AEM allows you to create great front-end implementations and design. Check ✔. However, a strong back end has to support them, for every additional second of delay on the back end can result in a blank screen, functional errors, slow page speed — and, worse yet — visitors leaving your site.
Adobe Experience Manager back-end performance requires fine-tuning.
Our previous article highlighted the top 9 website page speed issues on the front end. Now, our AEM implementation experts would like to examine Adobe Experience Manager back-end performance issues—and ways to fix them.
Address AEM Back-End Performance Issues And Get your Servers Running Like Clockwork
Action 1. Configure the Server
Adobe Experience Manager is a complicated system of interconnected components. Some components will inevitably work well, while others will lag behind. Each component requires processing power drawn from the server’s capacity.

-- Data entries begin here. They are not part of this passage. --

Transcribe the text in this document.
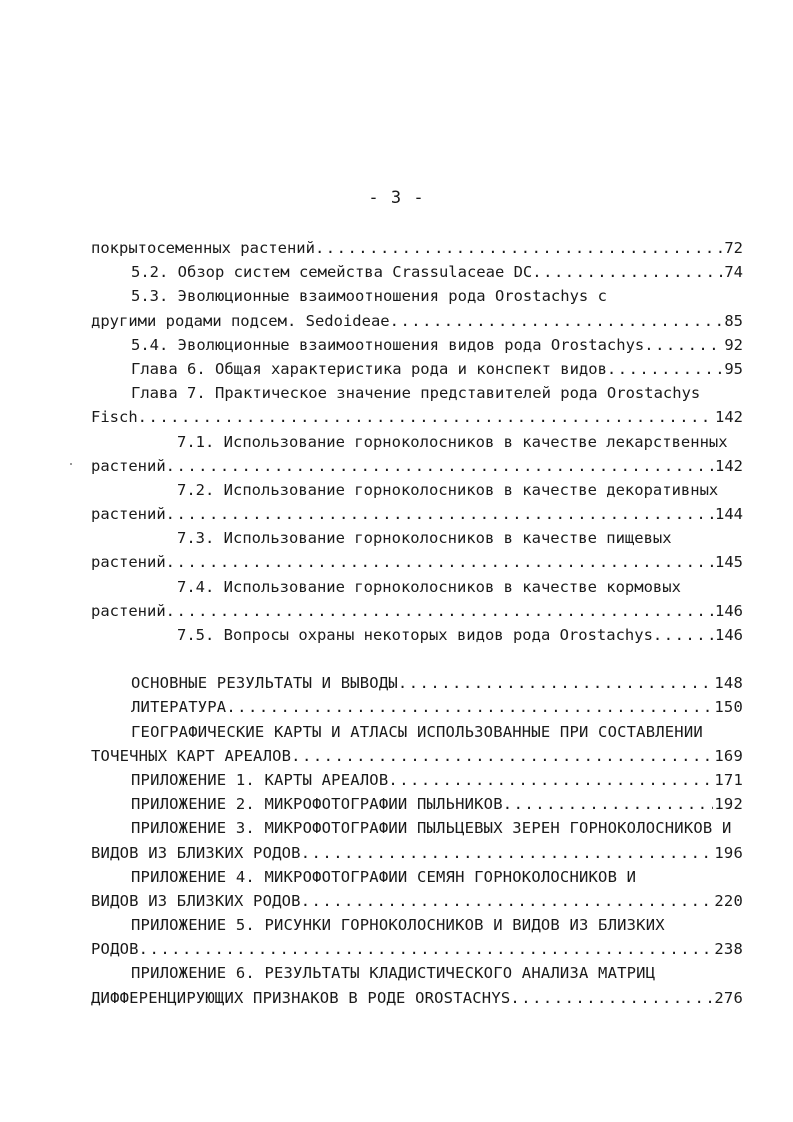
- 3 -
покрытосеменных растений .....	72
5.2. Обзор систем семейства Crassulaceae DC .....	74
5.3. Эволюционные взаимоотношения рода Orostachys с
другими родами подсем. Sedoideae .....	85
5.4. Эволюционные взаимоотношения видов рода Orostachys .....	92
Глава 6. Общая характеристика рода и конспект видов .....	95
Глава 7. Практическое значение представителей рода Orostachys
Fisch .....	142
7.1. Использование горноколосников в качестве лекарственных
растений .....	142
7.2. Использование горноколосников в качестве декоративных
растений .....	144
7.3. Использование горноколосников в качестве пищевых
растений .....	145
7.4. Использование горноколосников в качестве кормовых
растений .....	146
7.5. Вопросы охраны некоторых видов рода Orostachys .....	146
ОСНОВНЫЕ РЕЗУЛЬТАТЫ И ВЫВОДЫ .....	148
ЛИТЕРАТУРА .....	150
ГЕОГРАФИЧЕСКИЕ КАРТЫ И АТЛАСЫ ИСПОЛЬЗОВАННЫЕ ПРИ СОСТАВЛЕНИИ
ТОЧЕЧНЫХ КАРТ АРЕАЛОВ .....	169
ПРИЛОЖЕНИЕ 1. КАРТЫ АРЕАЛОВ .....	171
ПРИЛОЖЕНИЕ 2. МИКРОФОТОГРАФИИ ПЫЛЬНИКОВ .....	192
ПРИЛОЖЕНИЕ 3. МИКРОФОТОГРАФИИ ПЫЛЬЦЕВЫХ ЗЕРЕН ГОРНОКОЛОСНИКОВ И
ВИДОВ ИЗ БЛИЗКИХ РОДОВ .....	196
ПРИЛОЖЕНИЕ 4. МИКРОФОТОГРАФИИ СЕМЯН ГОРНОКОЛОСНИКОВ И
ВИДОВ ИЗ БЛИЗКИХ РОДОВ .....	220
ПРИЛОЖЕНИЕ 5. РИСУНКИ ГОРНОКОЛОСНИКОВ И ВИДОВ ИЗ БЛИЗКИХ
РОДОВ .....	238
ПРИЛОЖЕНИЕ 6. РЕЗУЛЬТАТЫ КЛАДИСТИЧЕСКОГО АНАЛИЗА МАТРИЦ
ДИФФЕРЕНЦИРУЮЩИХ ПРИЗНАКОВ В РОДЕ OROSTACHYS .....	276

On the server side, high central processing unit (CPU) consumption and memory issues can negatively impact AEM back-end performance.
Solution:
To detect and prevent AEM back-end performance hiccups, monitor CPU and memory spikes to determine what needs tuning and which heavy-running processes need optimization.
Ensure CPU and memory resources are properly allocated for your project and content needs. After analyzing your CPU and memory consumption data, you can decide whether to scale up the server capacity or optimize the existing code.
Fine-Tune Background Processes
95% of the time, your server does something users are unaware of. Responses to web requests are prepared, new content is published, obsolete data is backed up or retired, binary storage is compactified or maintained, and external data is imported.
These actions often happen simultaneously. They consume much of the server’s resources, which ultimately causes AEM back-end performance issues.
Solution:
Pick the correct number of server instances, provide load balancing between them, and schedule the most demanding processes for the least busy times. Set up logging and alerts to let developers and support teams know what’s in progress and what’s going wrong.
Action 2. Use AEM Best Programming Practices
Lack of coding experience can provoke AEM back-end issues and make rookie programmers stumble now and then.
Solution:
Know possible workarounds to prevent AEM back-end performance bottlenecks:
- Use separate non-AEM-based services for massive data writes or updates, such as user profiles, user reactions, or bookmarking.
- Avoid putting too many separate components on a single page. Doing so will lead to poor web performance in authoring mode.
- Don’t stuff the entire initialization logic into the back-end page rendering process while slowing down loading. Let your markup be lightweight and basic so that each subsequent request from the same user loads new data or content when scrolling further down.
- Close connections and sessions that aren’t running anymore and set limits to their runtime.
- Instead of @Inject, use specific injector annotations such as @ValueMapValue when applying Sling models.